Anyone who’s interested in the climate change debate (and I’m still of the opinion that there is a debate) should read this two-part paper published in the World Economics Journal at the end of last year. It’s a critical analysis of the Stern Review on the Economics of Climate Change, a document that has arguably done more than any other (save, perhaps for the various IPCC papers) to convince governments of the need to act on global warming. The first part covers the science (written by several climate change experts), and the second covers the economics. Readers of this weblog might be particularly interested in the following excerpt from the critique:
Section 3 is concerned with fundamental issues of scientific conduct and procedure that the Review fails to consider. Professional contributions to the climate change debate very largely take the form of published peer-reviewed articles and studies. It is widely assumed, in particular by governments and the Intergovernmental Panel on Climate Change (IPCC), that the peer review process provides a guarantee of quality and objectivity. This is not so. We note that the process as applied to climate science has tolerated gross failures in due disclosure and archiving, and that peer review is both too inbred and insufficiently thorough to serve any audit purpose, which we believe is now essential for science studies that are to be used to drive trillion-dollar policies.
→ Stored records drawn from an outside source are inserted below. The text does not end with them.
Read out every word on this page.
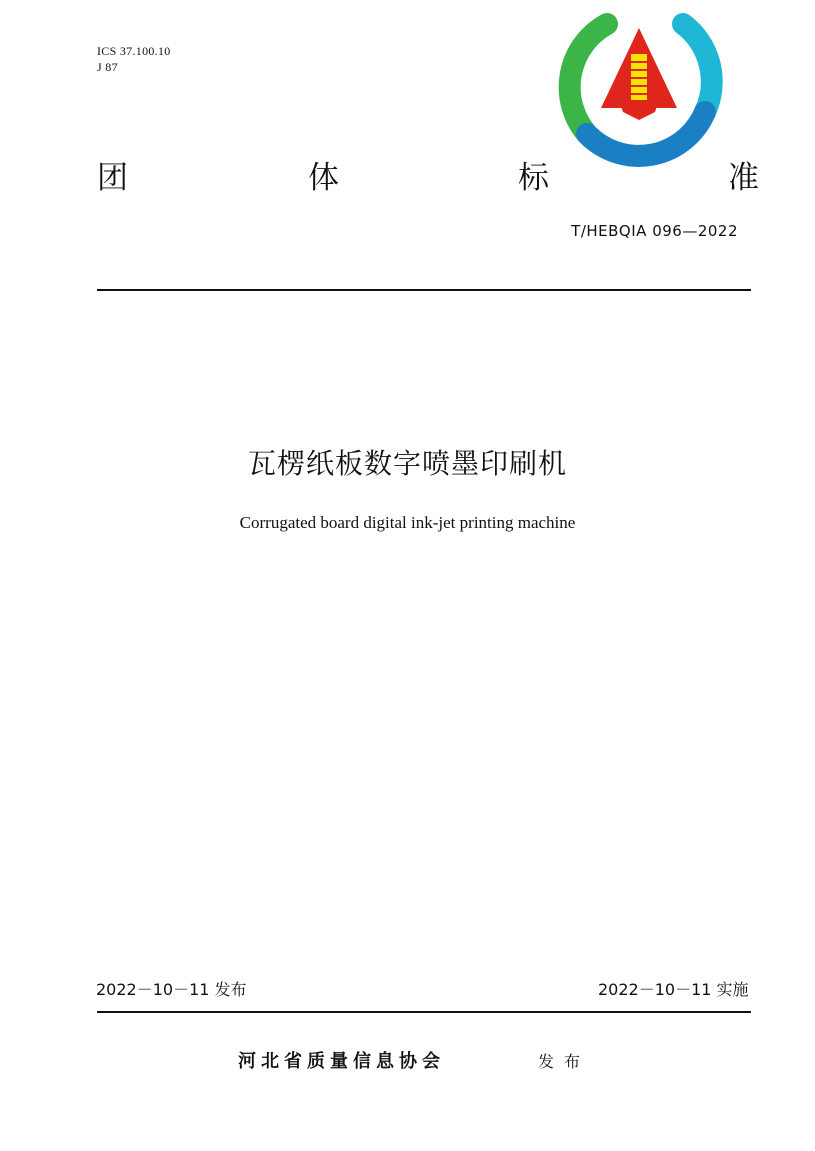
ICS 37.100.10
J 87
团	体	标	准
T/HEBQIA 096—2022
瓦楞纸板数字喷墨印刷机
Corrugated board digital ink-jet printing machine
2022－10－11 发布	2022－10－11 实施
河北省质量信息协会	发布
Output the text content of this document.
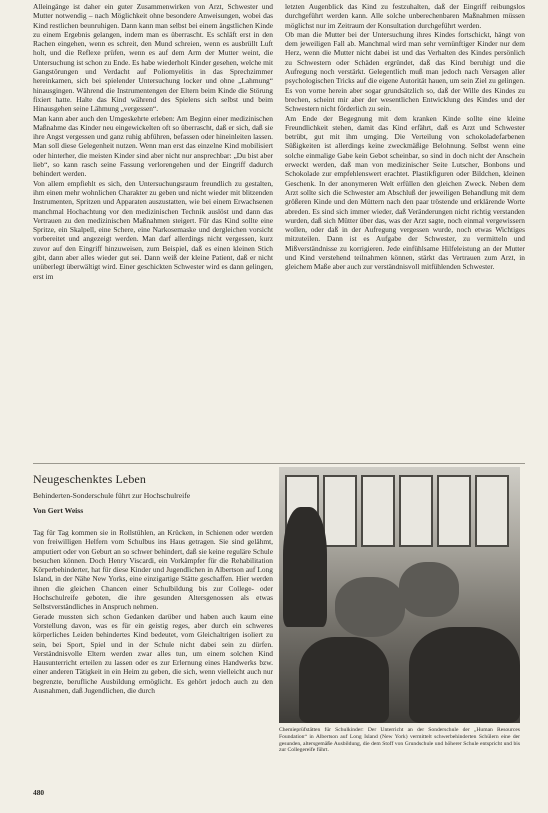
Alleingänge ist daher ein guter Zusammenwirken von Arzt, Schwester und Mutter notwendig – nach Möglichkeit ohne besondere Anweisungen, wobei das Kind restlichen beunruhigen. Dann kann man selbst bei einem ängstlichen Kinde zu einem Ergebnis gelangen, indem man es überrascht. Es schläft erst in den Rachen eingehen, wenn es schreit, den Mund schreien, wenn es ausbrüllt Luft holt, und die Reflexe prüfen, wenn es auf dem Arm der Mutter weint, die Untersuchung ist schon zu Ende. Es habe wiederholt Kinder gesehen, welche mit Gangstörungen und Verdacht auf Poliomyelitis in das Sprechzimmer hereinkamen, sich bei spielender Untersuchung locker und ohne „Lahmung“ hinausgingen. Während die Instrumentengen der Eltern beim Kinde die Störung fixiert hatte. Halte das Kind während des Spielens sich selbst und beim Hinausgehen seine Lähmung „vergessen“.

Man kann aber auch den Umgeskehrte erleben: Am Beginn einer medizinischen Maßnahme das Kinder neu eingewickelten oft so überrascht, daß er sich, daß sie ihre Angst vergessen und ganz ruhig abführen, befassen oder hineinleiten lassen. Man soll diese Gelegenheit nutzen. Wenn man erst das einzelne Kind mobilisiert oder hinterher, die meisten Kinder sind aber nicht nur ansprechbar: „Du bist aber lieb“, so kann rasch seine Fassung verlorengehen und der Eingriff dadurch behindert werden.

Von allem empfiehlt es sich, den Untersuchungsraum freundlich zu gestalten, ihm einen mehr wohnlichen Charakter zu geben und nicht wieder mit blitzenden Instrumenten, Spritzen und Apparaten auszustatten, wie bei einem Erwachsenen manchmal Hochachtung vor den medizinischen Technik auslöst und dann das Vertrauen zu den medizinischen Maßnahmen steigert. Für das Kind sollte eine Spritze, ein Skalpell, eine Schere, eine Narkosemaske und dergleichen vorsicht vorbereitet und angezeigt werden. Man darf allerdings nicht vergessen, kurz zuvor auf den Eingriff hinzuweisen, zum Beispiel, daß es einen kleinen Stich gibt, dann aber alles wieder gut sei. Dann weiß der kleine Patient, daß er nicht unüberlegt überwältigt wird. Einer geschickten Schwester wird es dann gelingen, erst im

letzten Augenblick das Kind zu festzuhalten, daß der Eingriff reibungslos durchgeführt werden kann. Alle solche unberechenbaren Maßnahmen müssen möglichst nur im Zeitraum der Konsultation durchgeführt werden.

Ob man die Mutter bei der Untersuchung ihres Kindes fortschickt, hängt von dem jeweiligen Fall ab. Manchmal wird man sehr vernünftiger Kinder nur dem Herz, wenn die Mutter nicht dabei ist und das Verhalten des Kindes persönlich zu Schwestern oder Schäden ergründet, daß das Kind beruhigt und die Aufregung noch verstärkt. Gelegentlich muß man jedoch nach Versagen aller psychologischen Tricks auf die eigene Autorität hauen, um sein Ziel zu gelingen. Es von vorne herein aber sogar grundsätzlich so, daß der Wille des Kindes zu brechen, scheint mir aber der wesentlichen Entwicklung des Kindes und der Schwestern nicht förderlich zu sein.

Am Ende der Begegnung mit dem kranken Kinde sollte eine kleine Freundlichkeit stehen, damit das Kind erfährt, daß es Arzt und Schwester betrübt, gut mit ihm umging. Die Verteilung von schokoladefarbenen Süßigkeiten ist allerdings keine zweckmäßige Belohnung. Selbst wenn eine solche einmalige Gabe kein Gebot scheinbar, so sind in doch nicht der Anschein erweckt werden, daß man von medizinischer Seite Lutscher, Bonbons und Schokolade zur empfehlenswert erachtet. Plastikfiguren oder Bildchen, kleinen Geschenk. In der anonymeren Welt erfüllen den gleichen Zweck. Neben dem Arzt sollte sich die Schwester am Abschluß der jeweiligen Behandlung mit dem größeren Kinde und den Müttern nach den paar tröstende und erklärende Worte abreden. Es sind sich immer wieder, daß Veränderungen nicht richtig verstanden wurden, daß sich Mütter über das, was der Arzt sagte, noch einmal vergewissern wollen, oder daß in der Aufregung vergessen wurde, noch etwas Wichtiges mitzuteilen. Dann ist es Aufgabe der Schwester, zu vermitteln und Mißverständnisse zu korrigieren. Jede einfühlsame Hilfeleistung an der Mutter und Kind verstehend teilnahmen können, stärkt das Vertrauen zum Arzt, in gleichem Maße aber auch zur verständnisvoll mitfühlenden Schwester.

Neugeschenktes Leben
Behinderten-Sonderschule führt zur Hochschulreife
Von Gert Weiss

Tag für Tag kommen sie in Rollstühlen, an Krücken, in Schienen oder werden von freiwilligen Helfern vom Schulbus ins Haus getragen. Sie sind gelähmt, amputiert oder von Geburt an so schwer behindert, daß sie keine reguläre Schule besuchen können. Doch Henry Viscardi, ein Vorkämpfer für die Rehabilitation Körperbehinderter, hat für diese Kinder und Jugendlichen in Albertson auf Long Island, in der Nähe New Yorks, eine einzigartige Stätte geschaffen. Hier werden ihnen die gleichen Chancen einer Schulbildung bis zur College- oder Hochschulreife geboten, die ihre gesunden Altersgenossen als etwas Selbstverständliches in Anspruch nehmen.

Gerade mussten sich schon Gedanken darüber und haben auch kaum eine Vorstellung davon, was es für ein geistig reges, aber durch ein schweres körperliches Leiden behindertes Kind bedeutet, vom Gleichaltrigen isoliert zu sein, bei Sport, Spiel und in der Schule nicht dabei sein zu dürfen. Verständnisvolle Eltern werden zwar alles tun, um einem solchen Kind Hausunterricht erteilen zu lassen oder es zur Erlernung eines Handwerks bzw. einer anderen Tätigkeit in ein Heim zu geben, die sich, wenn vielleicht auch nur begrenzte, berufliche Ausbildung ermöglicht. Es gehört jedoch auch zu den Ausnahmen, daß Jugendlichen, die durch

Chemieprüfstätten für Schulkinder: Der Unterricht an der Sonderschule der „Human Resources Foundation“ in Albertson auf Long Island (New York) vermittelt schwerbehinderten Schülern eine der gesunden, altersgemäße Ausbildung, die dem Stoff von Grundschule und höherer Schule entspricht und bis zur Collegereife führt.
480
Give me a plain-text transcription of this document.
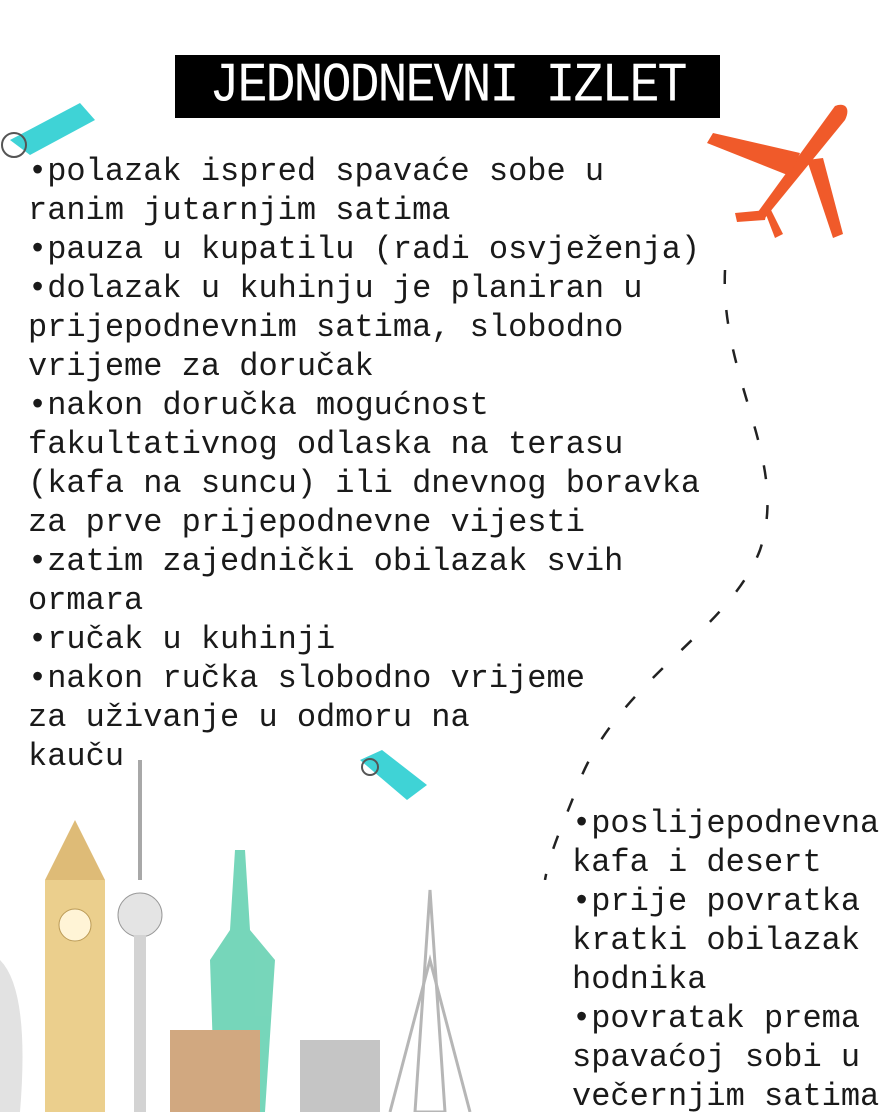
JEDNODNEVNI IZLET
•polazak ispred spavaće sobe u
ranim jutarnjim satima
•pauza u kupatilu (radi osvježenja)
•dolazak u kuhinju je planiran u
prijepodnevnim satima, slobodno
vrijeme za doručak
•nakon doručka mogućnost
fakultativnog odlaska na terasu
(kafa na suncu) ili dnevnog boravka
za prve prijepodnevne vijesti
•zatim zajednički obilazak svih
ormara
•ručak u kuhinji
•nakon ručka slobodno vrijeme
za uživanje u odmoru na
kauču
•poslijepodnevna
kafa i desert
•prije povratka
kratki obilazak
hodnika
•povratak prema
spavaćoj sobi u
večernjim satima
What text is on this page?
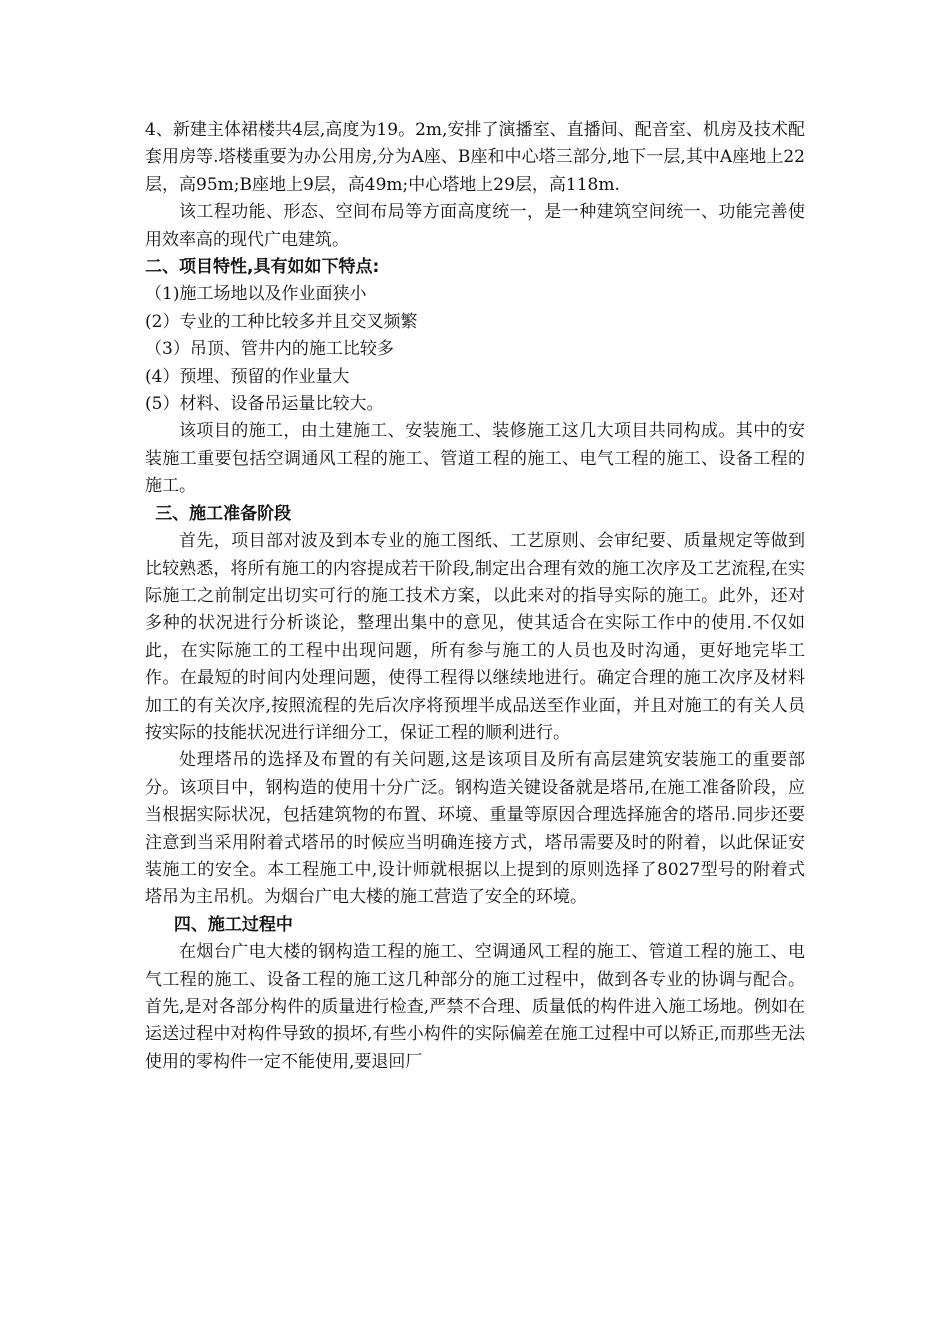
4、新建主体裙楼共4层,高度为19。2m,安排了演播室、直播间、配音室、机房及技术配套用房等.塔楼重要为办公用房,分为A座、B座和中心塔三部分,地下一层,其中A座地上22层，高95m;B座地上9层，高49m;中心塔地上29层，高118m.

该工程功能、形态、空间布局等方面高度统一，是一种建筑空间统一、功能完善使用效率高的现代广电建筑。

二、项目特性,具有如如下特点:

（1)施工场地以及作业面狭小

(2）专业的工种比较多并且交叉频繁

（3）吊顶、管井内的施工比较多

(4）预埋、预留的作业量大

(5）材料、设备吊运量比较大。

该项目的施工，由土建施工、安装施工、装修施工这几大项目共同构成。其中的安装施工重要包括空调通风工程的施工、管道工程的施工、电气工程的施工、设备工程的施工。

三、施工准备阶段

首先，项目部对波及到本专业的施工图纸、工艺原则、会审纪要、质量规定等做到比较熟悉，将所有施工的内容提成若干阶段,制定出合理有效的施工次序及工艺流程,在实际施工之前制定出切实可行的施工技术方案，以此来对的指导实际的施工。此外，还对多种的状况进行分析谈论，整理出集中的意见，使其适合在实际工作中的使用.不仅如此，在实际施工的工程中出现问题，所有参与施工的人员也及时沟通，更好地完毕工作。在最短的时间内处理问题，使得工程得以继续地进行。确定合理的施工次序及材料加工的有关次序,按照流程的先后次序将预埋半成品送至作业面，并且对施工的有关人员按实际的技能状况进行详细分工，保证工程的顺利进行。

处理塔吊的选择及布置的有关问题,这是该项目及所有高层建筑安装施工的重要部分。该项目中，钢构造的使用十分广泛。钢构造关键设备就是塔吊,在施工准备阶段，应当根据实际状况，包括建筑物的布置、环境、重量等原因合理选择施舍的塔吊.同步还要注意到当采用附着式塔吊的时候应当明确连接方式，塔吊需要及时的附着，以此保证安装施工的安全。本工程施工中,设计师就根据以上提到的原则选择了8027型号的附着式塔吊为主吊机。为烟台广电大楼的施工营造了安全的环境。

四、施工过程中

在烟台广电大楼的钢构造工程的施工、空调通风工程的施工、管道工程的施工、电气工程的施工、设备工程的施工这几种部分的施工过程中，做到各专业的协调与配合。首先,是对各部分构件的质量进行检查,严禁不合理、质量低的构件进入施工场地。例如在运送过程中对构件导致的损坏,有些小构件的实际偏差在施工过程中可以矫正,而那些无法使用的零构件一定不能使用,要退回厂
I think this observation about peer-review processes in the climate science community probably holds true for many, if not most, scientific communities. I’ve certainly seen evidence of inbreeding and insufficient thoroughness within the small subset of the computer science community with which I’m involved. And, from my (still fairly limited) experience, due disclosure barely gets a look-in. For instance, the frequency with which authors are asked whether they’ve disclosed all their funding sources and correctly cited all their sources is very low in my (still fairly limited) experience.